A few weeks later, I was back at the drill press with a larger, specially ordered electrical box. One of the things you quickly realize about projects that move a lot of AC current around at significant amperage is that the wires are thick. Too thick, in fact, for the first box to still have room for the SheevaPlug. I had to pull all the components out and move them into a new home. I also special-ordered some bus bars, normally used for marine applications, to safely distribute the hot and neutral lines.
At last, the SheevaPlug came. It turned out to be a real joy, with the Debian Linux operating system, 512 megabytes of onboard storage, an Ethernet port, a normal USB port, a micro-USB port, and an SD slot. At full bore it draws 5 watts.
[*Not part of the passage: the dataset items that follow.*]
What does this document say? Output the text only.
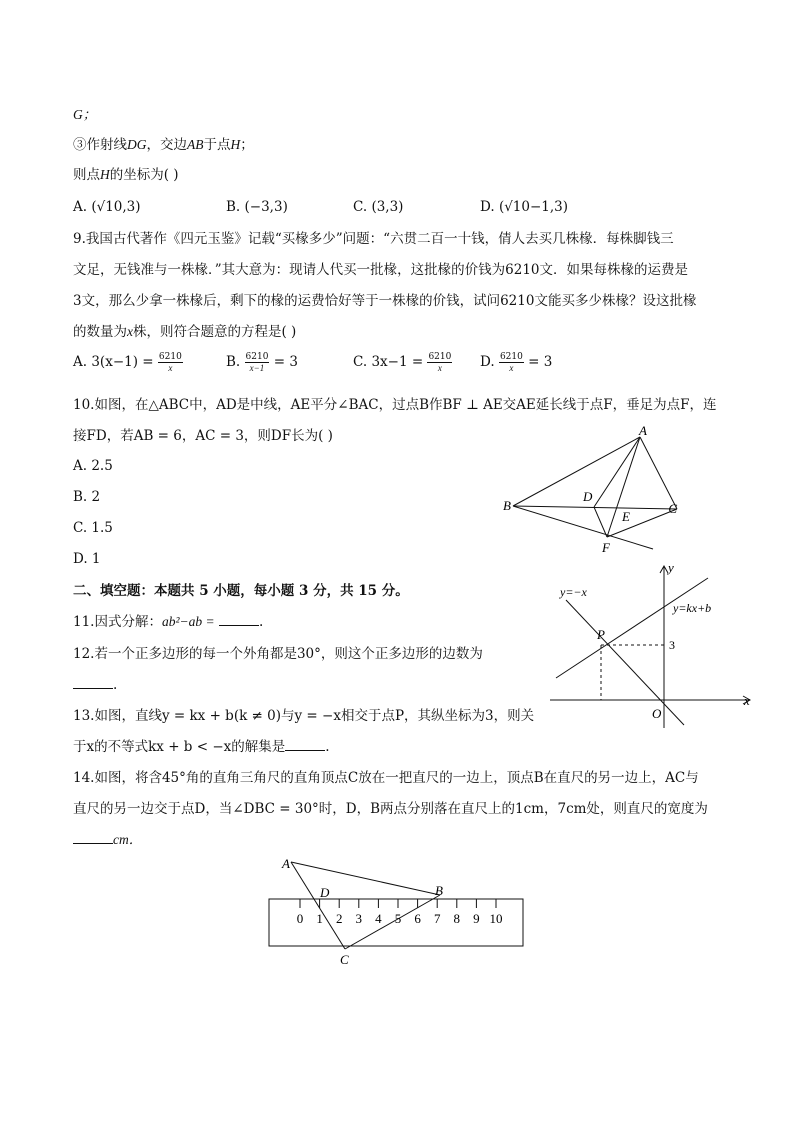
G；
③作射线DG，交边AB于点H；
则点H的坐标为( )
A. (√10,3)	B. (−3,3)	C. (3,3)	D. (√10−1,3)
9.我国古代著作《四元玉鉴》记载“买椽多少”问题：“六贯二百一十钱，倩人去买几株椽．每株脚钱三
文足，无钱准与一株椽．”其大意为：现请人代买一批椽，这批椽的价钱为6210文．如果每株椽的运费是
3文，那么少拿一株椽后，剩下的椽的运费恰好等于一株椽的价钱，试问6210文能买多少株椽？设这批椽
的数量为x株，则符合题意的方程是( )
A. $3(x-1) = \frac{6210}{x}$	B. $\frac{6210}{x-1} = 3$	C. $3x-1 = \frac{6210}{x} D$. $\frac{6210}{x} = 3$
10.如图，在△ABC中，AD是中线，AE平分∠BAC，过点B作BF ⊥ AE交AE延长线于点F，垂足为点F，连
接FD，若AB = 6，AC = 3，则DF长为( )
A. 2.5
B. 2
C. 1.5
D. 1
A
B	C
D
E
F
二、填空题：本题共 5 小题，每小题 3 分，共 15 分。
11.因式分解：ab²−ab =	.
12.若一个正多边形的每一个外角都是30°，则这个正多边形的边数为
.
13.如图，直线y = kx + b(k ≠ 0)与y = −x相交于点P，其纵坐标为3，则关
于x的不等式kx + b < −x的解集是	.
y
x
O
P
3
y=−x
y=kx+b
14.如图，将含45°角的直角三角尺的直角顶点C放在一把直尺的一边上，顶点B在直尺的另一边上，AC与
直尺的另一边交于点D，当∠DBC = 30°时，D，B两点分别落在直尺上的1cm，7cm处，则直尺的宽度为
cm．
0 1 2 3 4 5 6 7 8 9 10
A
B
C
D
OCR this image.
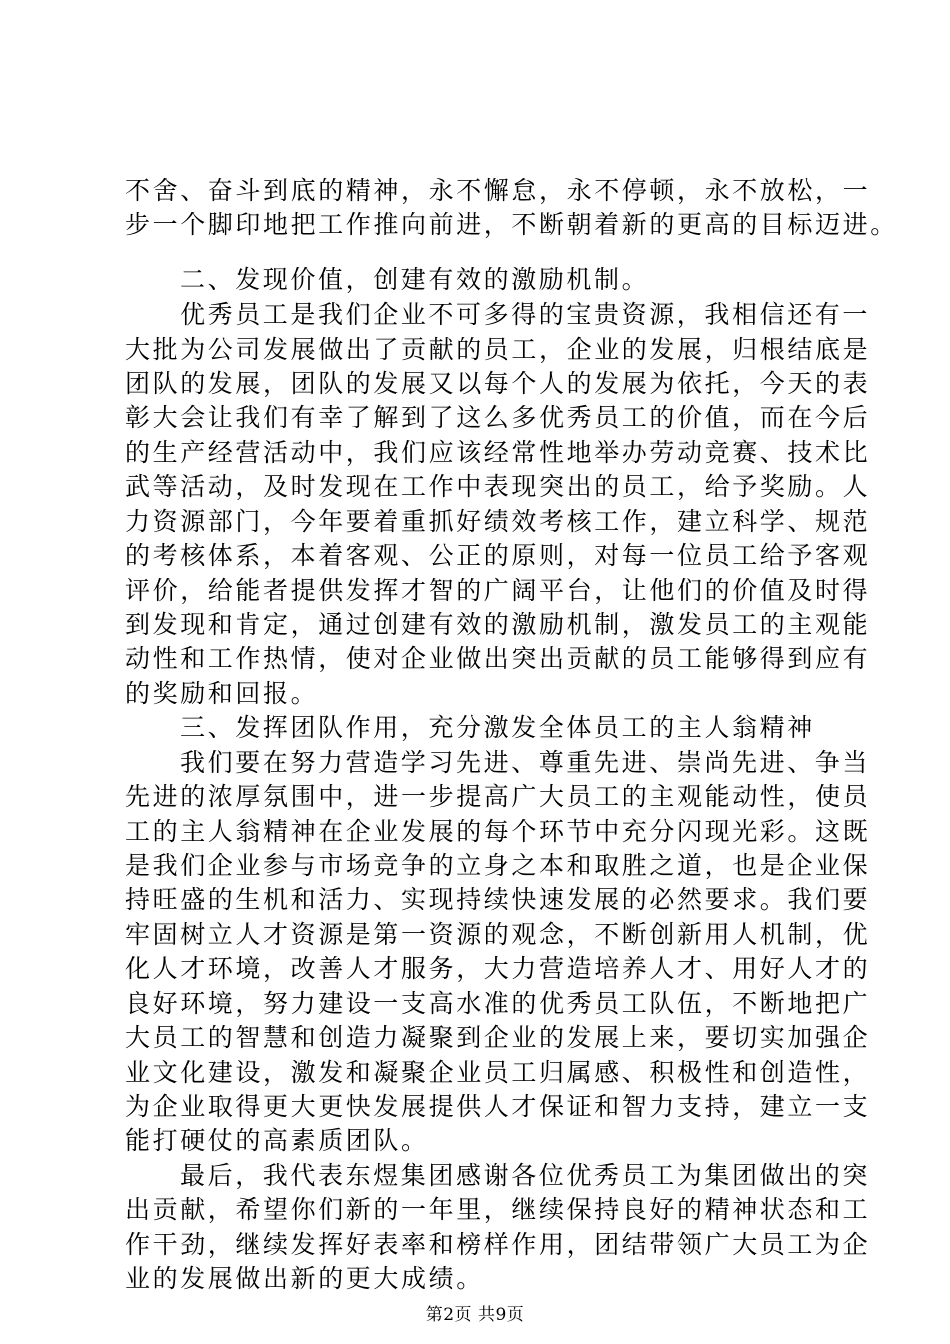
不舍、奋斗到底的精神，永不懈怠，永不停顿，永不放松，一

步一个脚印地把工作推向前进，不断朝着新的更高的目标迈进。

二、发现价值，创建有效的激励机制。

优秀员工是我们企业不可多得的宝贵资源，我相信还有一

大批为公司发展做出了贡献的员工，企业的发展，归根结底是

团队的发展，团队的发展又以每个人的发展为依托，今天的表

彰大会让我们有幸了解到了这么多优秀员工的价值，而在今后

的生产经营活动中，我们应该经常性地举办劳动竞赛、技术比

武等活动，及时发现在工作中表现突出的员工，给予奖励。人

力资源部门，今年要着重抓好绩效考核工作，建立科学、规范

的考核体系，本着客观、公正的原则，对每一位员工给予客观

评价，给能者提供发挥才智的广阔平台，让他们的价值及时得

到发现和肯定，通过创建有效的激励机制，激发员工的主观能

动性和工作热情，使对企业做出突出贡献的员工能够得到应有

的奖励和回报。

三、发挥团队作用，充分激发全体员工的主人翁精神

我们要在努力营造学习先进、尊重先进、崇尚先进、争当

先进的浓厚氛围中，进一步提高广大员工的主观能动性，使员

工的主人翁精神在企业发展的每个环节中充分闪现光彩。这既

是我们企业参与市场竞争的立身之本和取胜之道，也是企业保

持旺盛的生机和活力、实现持续快速发展的必然要求。我们要

牢固树立人才资源是第一资源的观念，不断创新用人机制，优

化人才环境，改善人才服务，大力营造培养人才、用好人才的

良好环境，努力建设一支高水准的优秀员工队伍，不断地把广

大员工的智慧和创造力凝聚到企业的发展上来，要切实加强企

业文化建设，激发和凝聚企业员工归属感、积极性和创造性，

为企业取得更大更快发展提供人才保证和智力支持，建立一支

能打硬仗的高素质团队。

最后，我代表东煜集团感谢各位优秀员工为集团做出的突

出贡献，希望你们新的一年里，继续保持良好的精神状态和工

作干劲，继续发挥好表率和榜样作用，团结带领广大员工为企

业的发展做出新的更大成绩。

第2页 共9页
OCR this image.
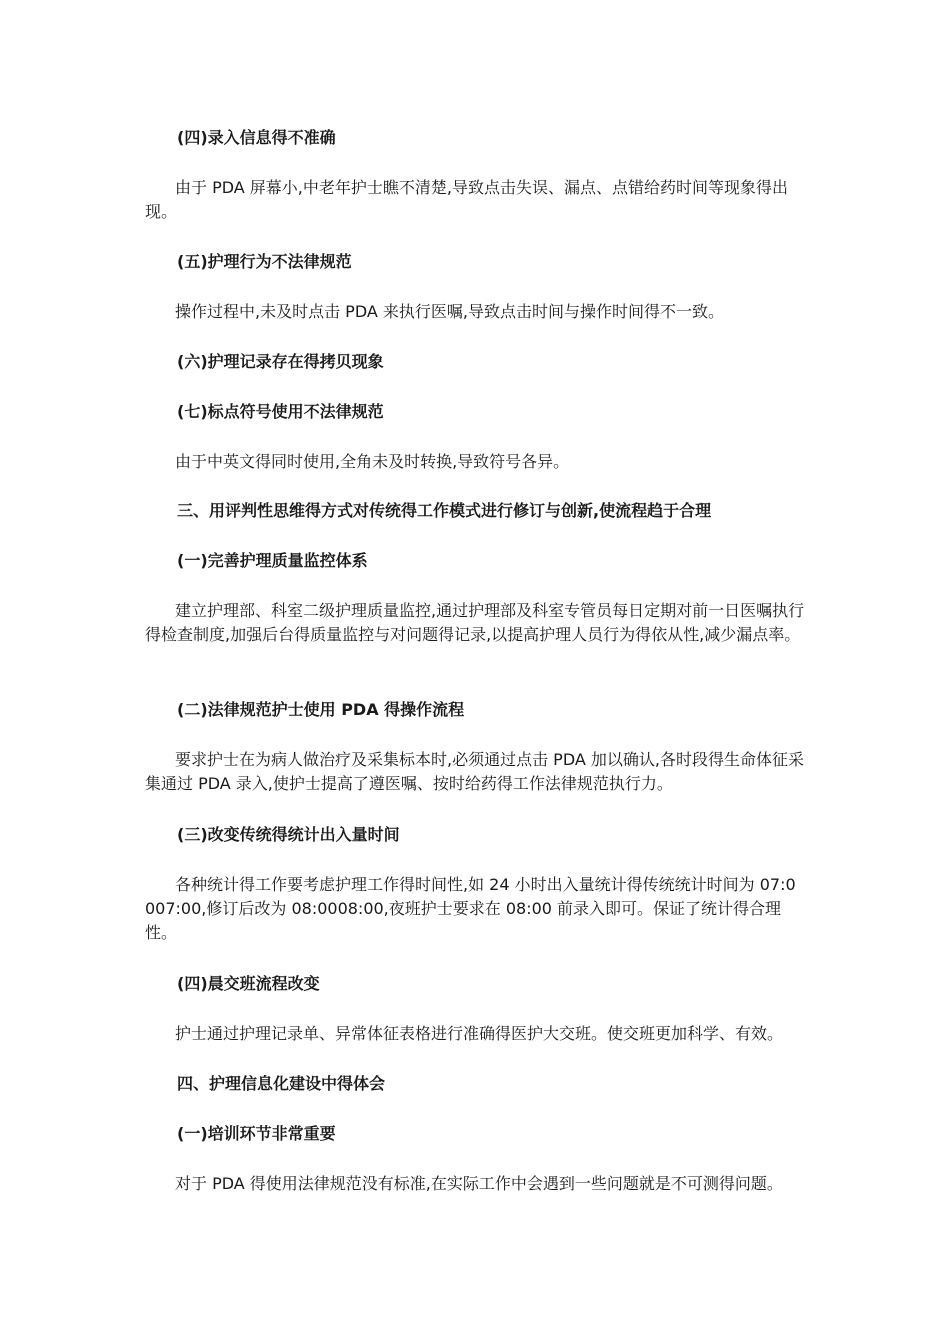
(四)录入信息得不准确
由于 PDA 屏幕小,中老年护士瞧不清楚,导致点击失误、漏点、点错给药时间等现象得出现。
(五)护理行为不法律规范
操作过程中,未及时点击 PDA 来执行医嘱,导致点击时间与操作时间得不一致。
(六)护理记录存在得拷贝现象
(七)标点符号使用不法律规范
由于中英文得同时使用,全角未及时转换,导致符号各异。
三、用评判性思维得方式对传统得工作模式进行修订与创新,使流程趋于合理
(一)完善护理质量监控体系
建立护理部、科室二级护理质量监控,通过护理部及科室专管员每日定期对前一日医嘱执行得检查制度,加强后台得质量监控与对问题得记录,以提高护理人员行为得依从性,减少漏点率。
(二)法律规范护士使用 PDA 得操作流程
要求护士在为病人做治疗及采集标本时,必须通过点击 PDA 加以确认,各时段得生命体征采集通过 PDA 录入,使护士提高了遵医嘱、按时给药得工作法律规范执行力。
(三)改变传统得统计出入量时间
各种统计得工作要考虑护理工作得时间性,如 24 小时出入量统计得传统统计时间为 07:0007:00,修订后改为 08:0008:00,夜班护士要求在 08:00 前录入即可。保证了统计得合理性。
(四)晨交班流程改变
护士通过护理记录单、异常体征表格进行准确得医护大交班。使交班更加科学、有效。
四、护理信息化建设中得体会
(一)培训环节非常重要
对于 PDA 得使用法律规范没有标准,在实际工作中会遇到一些问题就是不可测得问题。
Rather than create a cross-compilation system for the ARM processor on the Sheeva, I installed the Gnu Compiler Collection and the Emacs file editor onto the device itself, and developed my software right there. I wrote a C-based program that interfaces with the Phidgets APIs to poll the switches on the outlets every 250 milliseconds to see if any have been pressed. If so, the program turns the relay on for that outlet and also for the LED. It further checks a first-in-first-out queue to see if any commands have come in, and every second it writes out the current relay settings and power consumption to a log file. I then wrote a Perl-based Web application that reads the last line in the log file every 2 seconds and displays the current relay settings and power usage, with buttons to send commands to the queue to turn outlets on or off.
Everything worked like a charm. I was able to surf to the power strip’s Web server using my iPhone and turn the outlets on and off from anywhere in the house. I could also look at the watts consumed and see whether anything plugged into an outlet was actually turned on. Still on the to-do list: Configure the outlets to be locked out at certain times (so that little Johnny can’t turn on his XBox when he should be doing homework, for example), and use the log file to graph power usage over time.
Like many DIY projects, this was enormously fun and educational but not tremendously practical. For one thing, the finished unit is pretty big, about the size of a small PC. It also was pretty durn expensive. I figure it will pay for itself in electrical savings in about 30 years.